Scientists from the Masaryk University Ceitec research centre have started using two unique tomographs for imaging the functions and structure of the brain and the spinal cord. Devices purchased for 100 million CZK will allow the scientists to examine a number of serious diseases such as Parkinson's disease, Alzheimer's disease, epilepsy or schizophrenia and to study the functioning of a healthy brain in their research into risk behaviour of drivers or perception of music.
“Research which has started developing here is a good example of cooperation of various scientific disciplines. Connection of medical, biological and physical disciplines with disciplines from the other side of the science spectrum such as psychology, kinantropology or musicology can significantly advance the knowledge of functioning of the human mind," said MU Rector Mikuláš Bek.
Two MAGNETOM Prisma devices with magnetic field induction of three Tesla have a unique combination of technical and software properties and their parameters are significantly different from those of devices used in hospitals. “It is a top-class magnetic scanner, which provides new possibilities for imaging both anatomic details and functional processes in the human body," said Vratislav Švorčík from Siemens, which supplied the device.

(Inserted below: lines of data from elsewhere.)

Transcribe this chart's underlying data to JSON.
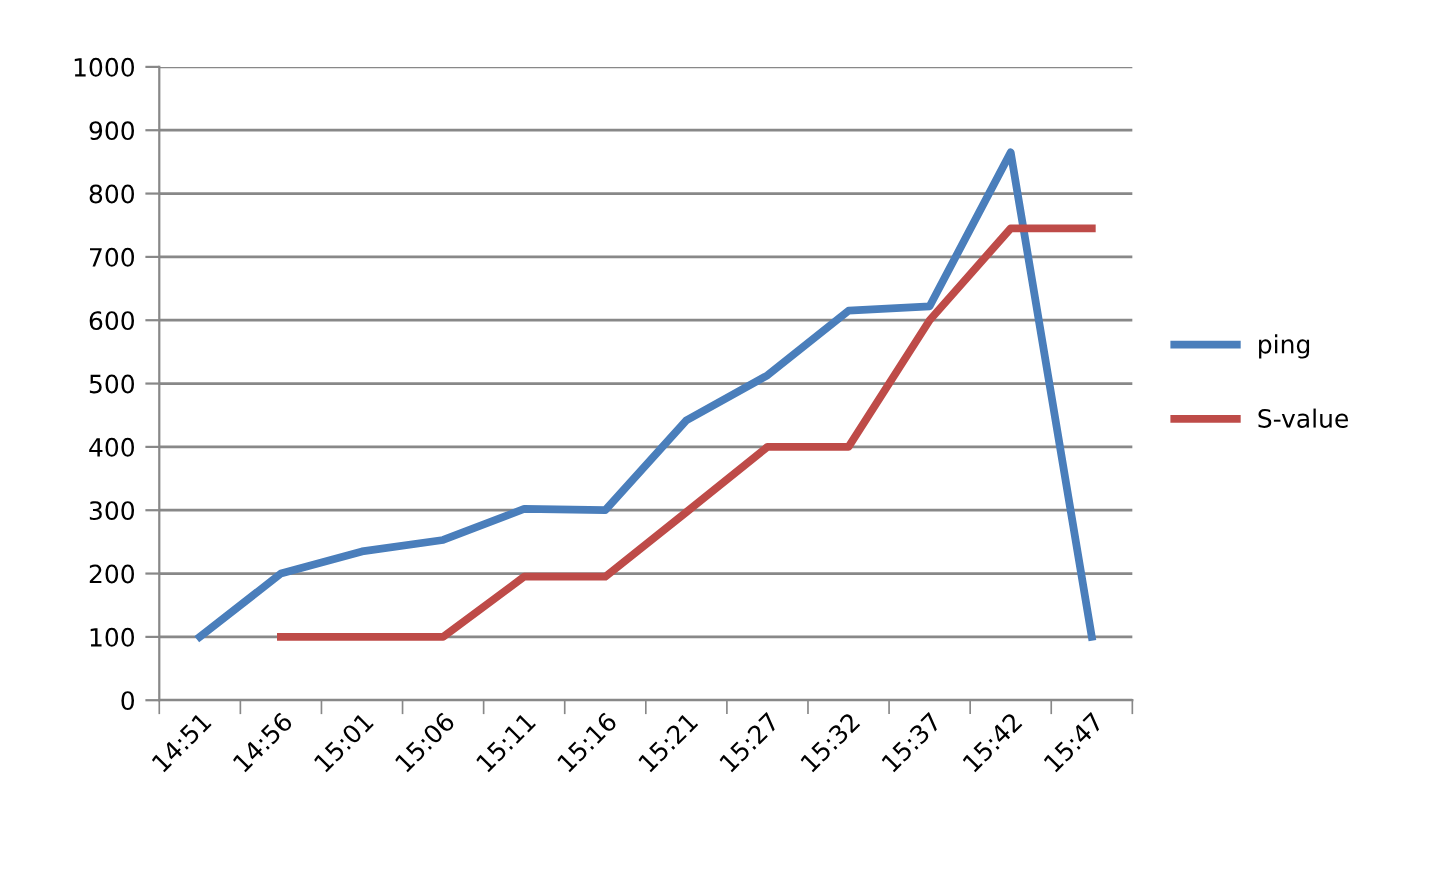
{
  "chart_data": {
    "type": "line",
    "categories": [
      "14:51",
      "14:56",
      "15:01",
      "15:06",
      "15:11",
      "15:16",
      "15:21",
      "15:27",
      "15:32",
      "15:37",
      "15:42",
      "15:47"
    ],
    "series": [
      {
        "name": "ping",
        "color": "#4a7ebb",
        "values": [
          100,
          200,
          235,
          253,
          302,
          300,
          442,
          513,
          615,
          622,
          865,
          100
        ]
      },
      {
        "name": "S-value",
        "color": "#be4b48",
        "values": [
          null,
          100,
          100,
          100,
          195,
          195,
          297,
          400,
          400,
          600,
          745,
          745
        ]
      }
    ],
    "ylim": [
      0,
      1000
    ],
    "yticks": [
      0,
      100,
      200,
      300,
      400,
      500,
      600,
      700,
      800,
      900,
      1000
    ],
    "grid": "y",
    "legend": "right",
    "marker": "none",
    "line_style": "solid"
  }
}
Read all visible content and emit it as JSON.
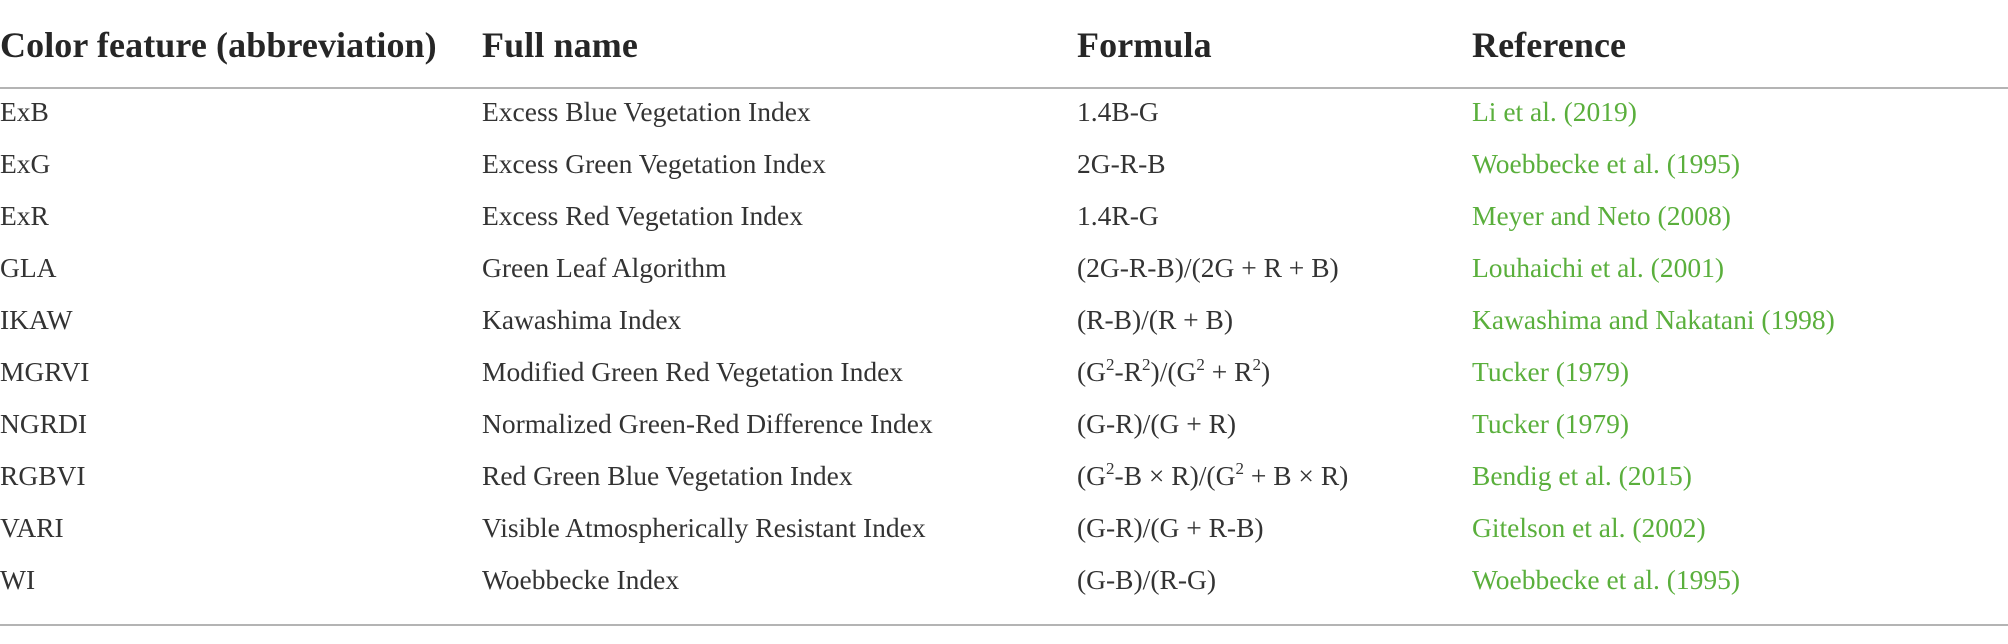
{
  "table": {
    "headers": [
      "Color feature (abbreviation)",
      "Full name",
      "Formula",
      "Reference"
    ],
    "rows": [
      {
        "abbr": "ExB",
        "name": "Excess Blue Vegetation Index",
        "formula": [
          {
            "t": "1.4B-G"
          }
        ],
        "reference": "Li et al. (2019)"
      },
      {
        "abbr": "ExG",
        "name": "Excess Green Vegetation Index",
        "formula": [
          {
            "t": "2G-R-B"
          }
        ],
        "reference": "Woebbecke et al. (1995)"
      },
      {
        "abbr": "ExR",
        "name": "Excess Red Vegetation Index",
        "formula": [
          {
            "t": "1.4R-G"
          }
        ],
        "reference": "Meyer and Neto (2008)"
      },
      {
        "abbr": "GLA",
        "name": "Green Leaf Algorithm",
        "formula": [
          {
            "t": "(2G-R-B)/(2G + R + B)"
          }
        ],
        "reference": "Louhaichi et al. (2001)"
      },
      {
        "abbr": "IKAW",
        "name": "Kawashima Index",
        "formula": [
          {
            "t": "(R-B)/(R + B)"
          }
        ],
        "reference": "Kawashima and Nakatani (1998)"
      },
      {
        "abbr": "MGRVI",
        "name": "Modified Green Red Vegetation Index",
        "formula": [
          {
            "t": "(G"
          },
          {
            "sup": "2"
          },
          {
            "t": "-R"
          },
          {
            "sup": "2"
          },
          {
            "t": ")/(G"
          },
          {
            "sup": "2"
          },
          {
            "t": " + R"
          },
          {
            "sup": "2"
          },
          {
            "t": ")"
          }
        ],
        "reference": "Tucker (1979)"
      },
      {
        "abbr": "NGRDI",
        "name": "Normalized Green-Red Difference Index",
        "formula": [
          {
            "t": "(G-R)/(G + R)"
          }
        ],
        "reference": "Tucker (1979)"
      },
      {
        "abbr": "RGBVI",
        "name": "Red Green Blue Vegetation Index",
        "formula": [
          {
            "t": "(G"
          },
          {
            "sup": "2"
          },
          {
            "t": "-B × R)/(G"
          },
          {
            "sup": "2"
          },
          {
            "t": " + B × R)"
          }
        ],
        "reference": "Bendig et al. (2015)"
      },
      {
        "abbr": "VARI",
        "name": "Visible Atmospherically Resistant Index",
        "formula": [
          {
            "t": "(G-R)/(G + R-B)"
          }
        ],
        "reference": "Gitelson et al. (2002)"
      },
      {
        "abbr": "WI",
        "name": "Woebbecke Index",
        "formula": [
          {
            "t": "(G-B)/(R-G)"
          }
        ],
        "reference": "Woebbecke et al. (1995)"
      }
    ]
  },
  "colors": {
    "text": "#333333",
    "header_text": "#262626",
    "reference_link": "#5aaf3c",
    "rule": "#b4b4b4"
  }
}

“New magnetic resonance imaging will give us more accurate and detailed measurement results and we can perform new kinds of measurements, which could not have been performed in the Czech Republic so far," said coordinator of brain and human mind research Ivan Rektor.
The first research studies for which the devices will be used include international studies on Parkinson's and Alzheimer's diseases. For several years, doctors will monitor selected patients and compare manifestations of the disease, results of genetic tests and anatomical and functional images of their brains. “The collected knowledge will help us in the future with early diagnosis of the disease and better forecasts," Rektor added.
Together with experts from the MU Faculty of Sports Studies, they will monitor the extent to which regular exercise influences the symptoms and development of early Alzheimer's disease. “The study will include patients with mild impairment of memory and healthy volunteers as a control group. They will go through a half-year dance- and movement program at the Faculty of Sports Studies and we will monitor the state of their brains and attention and memory functions using imaging methods. We assume that exercise can improve the patients' quality of life and maybe also slow down the progression of the disease," Rektor added.
The new devices are part of a laboratory for multimodal and functional imaging, in which scientists have been able for several months to use, among other things, a special electroencephalogram.